18 h 30. Je piétine à l’arrêt de bus. J’attends le 4 ou le 7 pour rentrer chez moi.
C’est le 7 qui arrive en premier. Il clignote bleu, c’est à ça que je le reconnais.
Il faut dire que de loin je ne vois pas grand chose.
Et l’œilliste, tu y penses ? Me dit toujours ma copine.
Oui oui, ça fait partie des résolutions du premier de l’an 2013, ça fait 2 ans.
J’ai bien des lunettes dont les verres seraient à changer mais je ne les porte qu’au cinéma en les tenant du bout de l’index parce qu’elle glissent sur mon nez trop court.
Mon amie ajoute invariablement : Le jour où tu te mangeras les poteaux tu te décideras (si si, c’est ma copine).
Je n’en suis pas là quand même, les poteaux je les vois. Ce sont les panneaux qui sont dessus que j’ai de plus en plus de mal à lire. Ou bien ceux des arrêts de bus par exemple. Pour ne pas louper la station où descendre, ça peut être utile, les lunettes.
Pour l’instant je ne descends pas, je monte. En marchant sur la pointe d’un pied parce que j’ai mal à la chaussette gauche, disait mon fils quand il était petit.
Il y a du monde à cette heure-ci, il me faudra attendre PN Gambetta avant de pouvoir m’asseoir à côté d’une dame qui engueule son téléphone. Tout chez elle est pointu. Sa voix, son nez, son menton, ses ongles. Même ses cils épaissis au mascara sont triangulaires. Elle a l’air de ricaner méchamment. Une histoire de clefs. Débrouille-toi, t’avais qu’à pas les oublier.
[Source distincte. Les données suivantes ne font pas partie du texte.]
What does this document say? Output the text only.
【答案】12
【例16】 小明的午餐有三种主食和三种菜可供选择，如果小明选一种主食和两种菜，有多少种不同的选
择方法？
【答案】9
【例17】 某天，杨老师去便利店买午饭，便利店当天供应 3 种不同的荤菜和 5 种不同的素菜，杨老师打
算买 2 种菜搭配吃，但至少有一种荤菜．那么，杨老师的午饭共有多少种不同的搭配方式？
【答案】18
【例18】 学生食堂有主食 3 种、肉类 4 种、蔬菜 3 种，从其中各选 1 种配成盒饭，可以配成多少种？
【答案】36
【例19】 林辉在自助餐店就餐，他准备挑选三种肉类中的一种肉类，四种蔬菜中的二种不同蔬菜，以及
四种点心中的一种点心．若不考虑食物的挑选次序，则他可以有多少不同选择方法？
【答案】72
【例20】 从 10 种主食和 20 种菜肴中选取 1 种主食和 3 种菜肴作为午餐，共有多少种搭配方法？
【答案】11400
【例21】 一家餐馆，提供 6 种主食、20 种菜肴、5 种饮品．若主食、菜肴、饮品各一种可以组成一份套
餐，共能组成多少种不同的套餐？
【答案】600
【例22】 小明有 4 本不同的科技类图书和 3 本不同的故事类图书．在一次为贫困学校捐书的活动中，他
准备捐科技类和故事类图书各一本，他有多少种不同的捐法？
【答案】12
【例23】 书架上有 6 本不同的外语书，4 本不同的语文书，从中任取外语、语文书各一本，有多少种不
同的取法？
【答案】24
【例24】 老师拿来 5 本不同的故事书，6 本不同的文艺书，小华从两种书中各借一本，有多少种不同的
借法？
Les deux sièges devant moi sont occupés par une jeune fille de 16 ou 18 ans et son petit frère.
Elle a enroulé ses longs cheveux bruns autour d’un pic en bois sur le sommet de sa tête, quelques mèches frisottent sur sa nuque fine. Je vois son joli profil quand elle se tourne vers son frère.
Elle pianote des deux pouces sur l’écran tactile de son portable, chaque touche qu’elle frôle s’allume rouge en faisant bip. Je la regarde faire dans la vitre et ça me fascine. Son frère la titille du coude et elle rit.
Un jeune homme est monté dans le bus. Il a des chaussures rouges flambant neuves et le jean crevé aux deux genoux. Un rap grésille dans le casque qui lui couvre les oreilles. Deux femmes juste derrière moi parlent à plein volume.
Mais alors attends, dit l’une, tu sais pas ce qu’il m’dit ? Alors moi j’attends, mais entre le moteur du bus qui redémarre, la gamine devant qui se chamaille bruyamment avec son frère et l’autre, là qui ne veut vraiment pas comprendre depuis tout à l’heure que Non non il n’est pas question que je fasse demi-tour bordel ça t’apprendra, je ne saurai pas ce qu’il a dit. Mais ça devait être drôle, à les entendre pouffer.
C’est à ce moment-là que la jeune fille devant se redresse. Chuut, elle dit à son frère. T’entends ?
Elle reste le doigt en l’air, la tête penchée.
T’entends pas ? Ça fait Tac Tac Tac. Elle bouge son index en rythme. Au rythme de mon cœur, tiens.
Elle se retourne vers nous. Z’entendez pas ?
Ma voisine qui a fini par fermer le clapet en rabattant celui de son portable secoue la tête.
Moi je suis un peu sourde, répond-elle.
La jeune fille me regarde. Je ne dis rien, je tends l’oreille. Avec le brouhaha ambiant ce n’est pas possible qu’elle entende battre mon cœur.
Ecoute, dit-elle à son frère, Tac Tac !
Pas de doute, c’est mon tempo qu’elle bat.
Et alors attends c’est pas fini, dit la femme derrière.
La demoiselle s’est retournée d’un bloc vers moi. Elle me plante le regard khôl dans le mien et me fait un sourire éclatant.
C’est vous ! Ce n’est pas une question, c’est une affirmation.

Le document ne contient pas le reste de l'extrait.